How long does it take to build a prefab ADU? With ELMNTL, approximately 7 months from contract to keys — covering design, permitting, factory manufacturing, and installation. Site-built ADUs typically run 10–16 months.
Do I need to live on the property? Depends on your city. Denver removed its owner-occupancy requirement for long-term rentals in December 2024, but maintains it for short-term rentals. Other municipalities vary. Confirm before finalizing your rental or occupancy plans.
What are the size limits for ADUs in Colorado? Most municipalities cap detached ADUs at 1,000–1,200 sq ft, or at a percentage of the primary home's floor area. ELMNTL's units (420–714 sq ft) fall well within the allowable range in virtually every jurisdiction we build in.
Do I need a separate utility connection for my ADU? Depends on local code. Some cities allow shared utilities. Others require separate water, sewer, and electrical connections — which adds cost. Your feasibility review will clarify what applies to your specific property and municipality.

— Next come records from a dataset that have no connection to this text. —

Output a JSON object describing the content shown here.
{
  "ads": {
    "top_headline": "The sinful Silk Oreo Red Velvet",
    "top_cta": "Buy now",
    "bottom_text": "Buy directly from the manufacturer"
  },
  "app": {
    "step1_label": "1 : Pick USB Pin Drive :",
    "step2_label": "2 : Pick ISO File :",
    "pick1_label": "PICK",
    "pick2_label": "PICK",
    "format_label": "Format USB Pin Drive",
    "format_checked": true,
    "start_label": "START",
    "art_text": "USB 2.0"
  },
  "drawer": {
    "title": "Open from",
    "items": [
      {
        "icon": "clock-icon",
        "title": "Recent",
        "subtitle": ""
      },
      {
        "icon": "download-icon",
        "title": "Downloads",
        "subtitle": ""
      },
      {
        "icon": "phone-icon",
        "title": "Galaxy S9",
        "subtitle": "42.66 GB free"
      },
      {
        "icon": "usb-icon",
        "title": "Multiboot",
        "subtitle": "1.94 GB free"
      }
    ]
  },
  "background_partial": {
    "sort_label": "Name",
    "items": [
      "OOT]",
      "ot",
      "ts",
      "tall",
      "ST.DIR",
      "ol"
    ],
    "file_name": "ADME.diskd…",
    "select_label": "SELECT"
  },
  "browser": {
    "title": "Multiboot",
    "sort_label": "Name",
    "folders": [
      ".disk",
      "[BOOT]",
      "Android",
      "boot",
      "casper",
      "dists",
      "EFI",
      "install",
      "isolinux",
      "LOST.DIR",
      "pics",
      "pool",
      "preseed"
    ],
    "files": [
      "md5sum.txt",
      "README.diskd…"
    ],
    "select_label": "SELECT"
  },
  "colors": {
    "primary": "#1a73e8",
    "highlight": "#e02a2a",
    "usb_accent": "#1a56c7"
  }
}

Can I put my ADU on Airbnb? Depends where you are. Denver requires an STR license and restricts short-term rentals to owner-occupied properties. Boulder has its own licensing structure. Mountain towns vary. Always confirm local STR regulations before building around this model.
Will an ADU raise my property taxes? Yes — adding a structure increases your assessed value and your annual tax bill. The increase is typically modest relative to rental income and long-term property value gains. Properties with ADUs can sell for 20–30% more than comparable homes without them.
What if my lot is sloped or has unusual soil conditions? That's exactly what the feasibility review is for. We've built on flat Denver lots, sloped Boulder hillsides, and sites with expansive soils. Unusual conditions change the foundation approach and sometimes the utility connection strategy — they rarely make a build impossible.
Can prefab ADUs get financing? Do lenders treat them differently? ELMNTL units are permanently affixed to their foundations and appraised as standard real property. Lenders treat them the same as stick-built construction. We provide all required documentation to support your lender's review. We haven't had a financing failure related to build type.
What does ELMNTL's permit guarantee mean? If we submit for permits and approval isn't granted, you receive a full refund. We back this with the experience of having done this across dozens of Colorado municipalities. It's not a marketing claim — it's a promise we've built a process to keep.
Does DOLA's new ADU grant apply to my project? Potentially. The Colorado DOLA Accessory Dwelling Unit Grant Program (ADUG) is available through ADU-Supportive Jurisdictions — municipalities that have achieved certification under HB 24-1152. If your city is ADU-Supportive certified, CHFA ADU finance programs also become accessible. Check with DOLA's Division of Local Government portal for current participating jurisdictions.